Fragments of memory kept firing through Margaret’s mind. They’d sent her home from the hospital, on a slightly lower dose of Valium than before, but she was not free of it – not by a long way. She felt despair at the thought that she might never escape it. Now that she was back home, it felt as if she ought to be able to take up her life again, humdrum and familiar, no more fuss. Just get on with it. Be the same old Margaret. It wasn’t as if Fred expected much.

But she couldn’t concentrate on anything. It felt as if her head had been plugged into the mains, with flashes of electricity sparking through it.

‘Maybe you need to rest,’ Fred kept saying. He was doing his best to be helpful. ‘If you need to go to bed, go. There’s nothing that can’t wait, is there?’

So most afternoons she found herself up in bed again, under the blue-and-white duvet, hearing noises from the street. It was all she could cope with – shutting herself away while her mind raced.

The alarm clock on her bedside table ticked loudly. She lay on her side watching it. She liked the way it broke through the endless silence. If she stared hard enough, she thought she could see the black minute-hand moving round.

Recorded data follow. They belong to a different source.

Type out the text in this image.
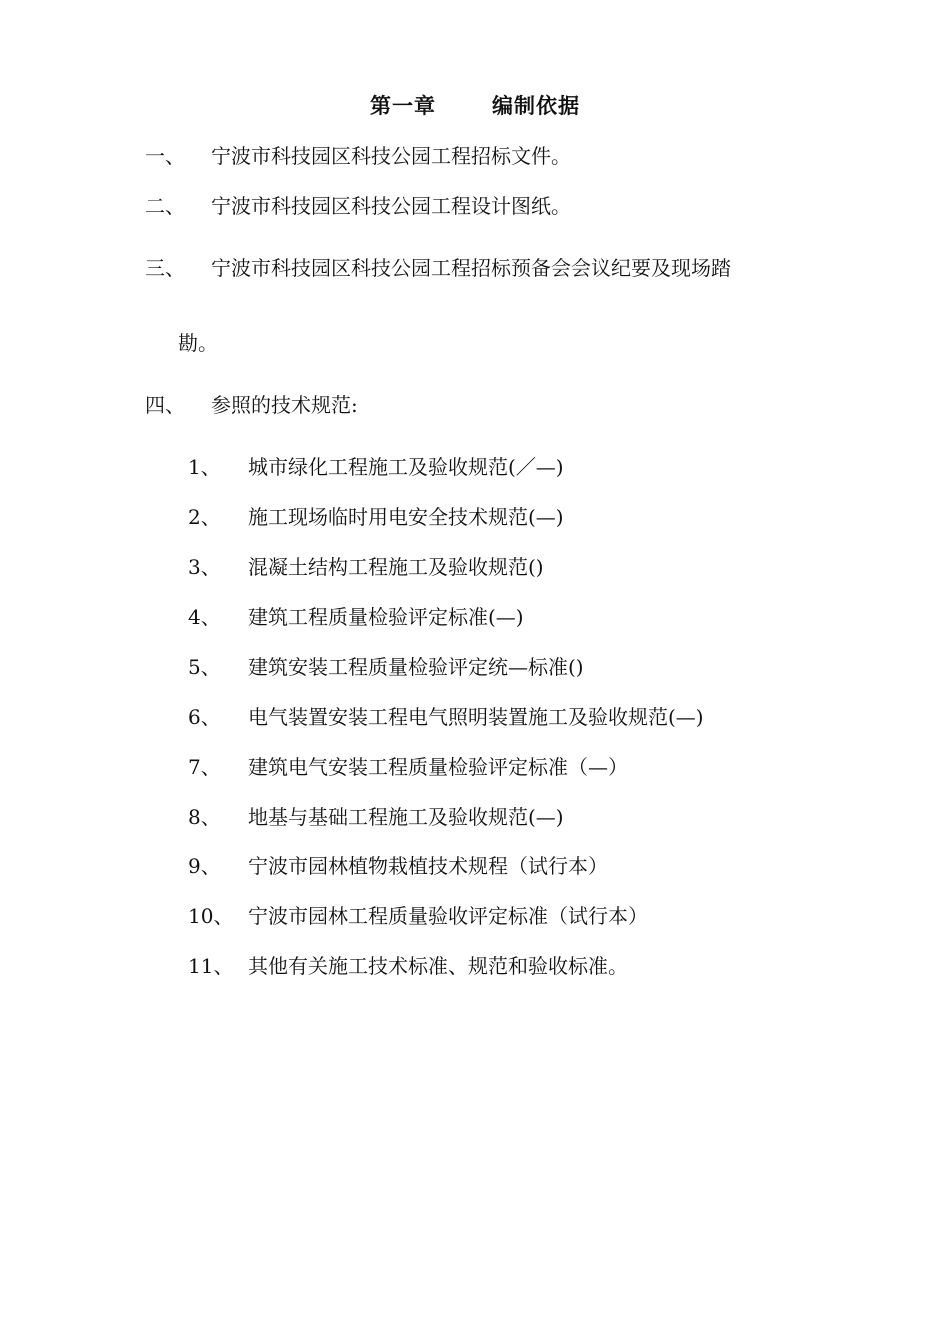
第一章	编制依据
一、 宁波市科技园区科技公园工程招标文件。
二、 宁波市科技园区科技公园工程设计图纸。
三、 宁波市科技园区科技公园工程招标预备会会议纪要及现场踏
勘。
四、 参照的技术规范:
1、 城市绿化工程施工及验收规范(／—)
2、 施工现场临时用电安全技术规范(—)
3、 混凝土结构工程施工及验收规范()
4、 建筑工程质量检验评定标准(—)
5、 建筑安装工程质量检验评定统—标准()
6、 电气装置安装工程电气照明装置施工及验收规范(—)
7、 建筑电气安装工程质量检验评定标准（—）
8、 地基与基础工程施工及验收规范(—)
9、 宁波市园林植物栽植技术规程（试行本）
10、 宁波市园林工程质量验收评定标准（试行本）
11、 其他有关施工技术标准、规范和验收标准。
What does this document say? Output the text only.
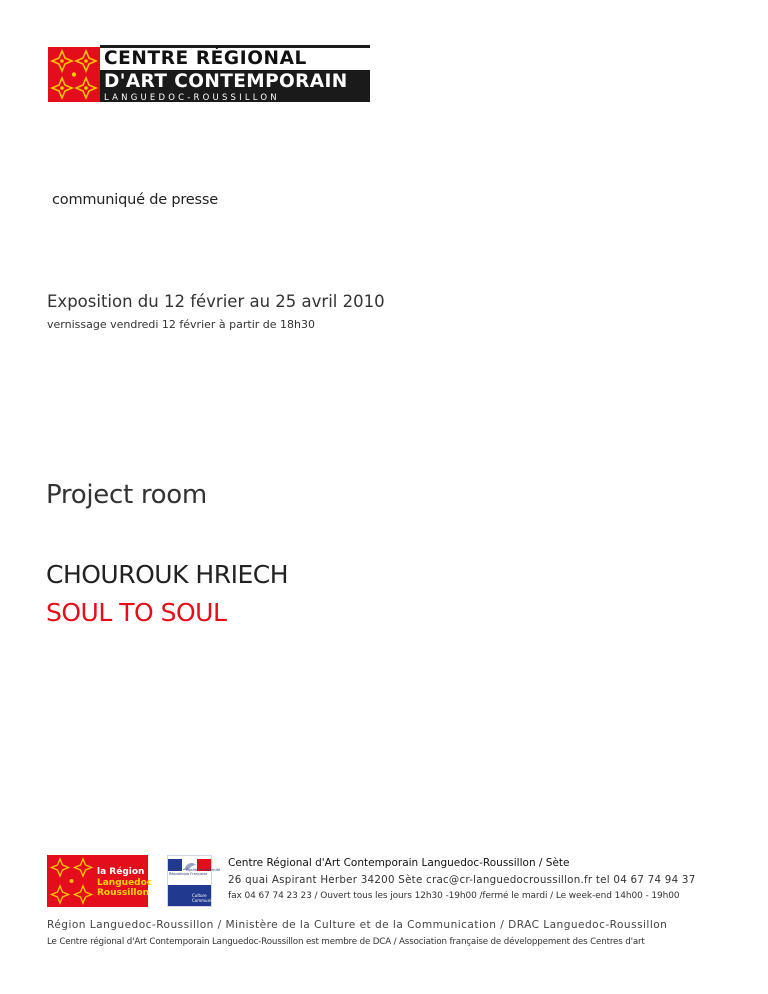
CENTRE RÉGIONAL
D'ART CONTEMPORAIN
LANGUEDOC-ROUSSILLON
communiqué de presse
Exposition du 12 février au 25 avril 2010
vernissage vendredi 12 février à partir de 18h30
Project room
CHOUROUK HRIECH
SOUL TO SOUL
la Région
Languedoc
Roussillon
Liberté • Égalité • Fraternité
République Française
Culture
Communication
Centre Régional d'Art Contemporain Languedoc-Roussillon / Sète
26 quai Aspirant Herber 34200 Sète crac@cr-languedocroussillon.fr tel 04 67 74 94 37
fax 04 67 74 23 23 / Ouvert tous les jours 12h30 -19h00 /fermé le mardi / Le week-end 14h00 - 19h00
Région Languedoc-Roussillon / Ministère de la Culture et de la Communication / DRAC Languedoc-Roussillon
Le Centre régional d'Art Contemporain Languedoc-Roussillon est membre de DCA / Association française de développement des Centres d'art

And then she would move onto her back, close her eyes and the jolting assaults of memory would return like snatches of a film playing in her head. Certain images burned intensely in her mind: Mom clinging to the door that morning, with the last food she would ever give her children; the door of the shed slamming shut; Nora Paige’s eyes widening, then blinking convulsively. It happened, Margaret had learned, when a strong emotion was brewing in her, her thick body charging up with it.

These were memories she thought she had buried forever, the years of evacuation sealed in her as in an airless tomb. And now she couldn’t stop them. It was hard to set anything in order, confused as things had been by her infant mind; and now, in her half-waking state, she was powerless even to try.

‘She’s quite an educated woman, I believe . . .’ That was Miss Peters’ voice, half-whispered to another teacher when they were in the vicarage for their lessons. There was a blackboard with sums on it. ‘Or she was once. There are books in the house.’